1. Özellikle Peygamberimiz'in hadislerinde bahsedilen bir konu ehl-i kitabın kaynaklarında da aynı şekilde geçiyorsa ve Kur'ân'da anlatılan bir konu (mesela mucizeler) önceki din ve kültürlerin anlattıklarıyla örtüşüyorsa, bu durum Kur'ân'ın Hz. Muhammed (sav) tarafından önceki metinlerden yararlanarak yazıldığını gösterir. (Genel olarak müsteşrikler)

2. Hadisler söz konusu olduğunda, bu örtüşmeler o rivayetlerin ehl-i kitap kaynaklarından hadisler arasına karıştırılan uydurmalar olduğunu gösterir. Kur'ân'da bahsi geçen konuların örtüştüğü durumlarda ise bu durum içinde yaşanılan kültürün Kur'ân'a yansımasıdır; o olayın gerçekliğini göstermez. (Genel olarak modernistler)

3. Kur'ân ve sahih sünnette bahsi geçen konularla ehl-i kitabın kaynakları arasındaki benzerlikler Kur'ân ve sünnetin yaşanan kültürden etkilenmiş, tarihsel bir metin olduğunu göstermez. Aksine Kur'ân ve sahih sünnet ilahi kaynaklı olması sebebiyle evrenseldir. Ondaki bilgilerin bir kısmının ehl-i kitabın kaynaklarıyla örtüşmesi bu kaynakların (her ne kadar tahrif edilseler de) hakikat kırıntıları içermesi sebebiyledir. (Genel olarak Kur'ân'ın evrenselliğini savunan gelenekselciler)

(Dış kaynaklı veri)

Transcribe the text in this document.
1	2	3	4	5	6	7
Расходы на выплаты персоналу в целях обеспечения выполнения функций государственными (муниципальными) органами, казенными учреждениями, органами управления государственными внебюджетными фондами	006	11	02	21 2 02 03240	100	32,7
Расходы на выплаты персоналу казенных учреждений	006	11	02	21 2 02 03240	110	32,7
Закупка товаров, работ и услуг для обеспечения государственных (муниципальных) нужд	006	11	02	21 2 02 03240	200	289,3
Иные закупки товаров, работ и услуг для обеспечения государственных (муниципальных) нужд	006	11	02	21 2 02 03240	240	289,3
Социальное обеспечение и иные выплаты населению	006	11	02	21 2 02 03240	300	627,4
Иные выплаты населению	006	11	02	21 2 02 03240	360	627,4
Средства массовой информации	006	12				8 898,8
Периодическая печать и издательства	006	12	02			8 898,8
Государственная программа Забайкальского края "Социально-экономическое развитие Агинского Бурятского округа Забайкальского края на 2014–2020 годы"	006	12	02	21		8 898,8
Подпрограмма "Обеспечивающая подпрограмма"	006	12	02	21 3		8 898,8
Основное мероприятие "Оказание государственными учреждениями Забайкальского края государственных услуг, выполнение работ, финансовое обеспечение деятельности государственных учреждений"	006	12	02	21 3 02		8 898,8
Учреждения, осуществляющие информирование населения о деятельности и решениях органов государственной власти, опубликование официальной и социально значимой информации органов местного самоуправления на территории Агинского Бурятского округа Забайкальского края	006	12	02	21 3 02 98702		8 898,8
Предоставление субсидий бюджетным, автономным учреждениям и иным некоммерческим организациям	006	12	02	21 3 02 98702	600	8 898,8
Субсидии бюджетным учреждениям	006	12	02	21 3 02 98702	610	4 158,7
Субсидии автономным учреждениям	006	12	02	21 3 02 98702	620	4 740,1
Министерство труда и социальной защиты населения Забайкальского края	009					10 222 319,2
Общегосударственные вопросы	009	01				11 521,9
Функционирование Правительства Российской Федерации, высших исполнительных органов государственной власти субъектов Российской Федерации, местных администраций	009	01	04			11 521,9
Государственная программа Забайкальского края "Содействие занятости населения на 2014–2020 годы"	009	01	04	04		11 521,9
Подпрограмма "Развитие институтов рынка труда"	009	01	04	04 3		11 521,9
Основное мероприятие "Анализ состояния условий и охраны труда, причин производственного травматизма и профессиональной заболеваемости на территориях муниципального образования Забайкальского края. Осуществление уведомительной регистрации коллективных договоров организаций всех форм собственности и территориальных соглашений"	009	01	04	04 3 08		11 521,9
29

Bir kısmı ekranlara taşan ve hangi tarafın münazaracısı güçlü ise o tarafın hakikati temsil ettiği zannedilen bu üç yaklaşımdan hangisine yakın durduğunuz, bize sımsıkı yapışmamız tavsiye edilen iki esasa -Kur'ân ve sünnete- nasıl yaklaşacağınızın çıkış noktasıdır.

Yola çıktığınızda yönünüz ne tarafa ise varacağınız yer orasıdır. Bir açının kolları başlangıçta birkaç derece saparsa, vardığı yer hedefinden çok uzakta olacaktır. Doğru yolda yavaş yürüyen, yanlış yolda hızla seyredenden daha iyi bir menzile ulaşır. Siz siz olun sunumun ihtişamına ve hızına değil, size ne sunulduğuna bakın.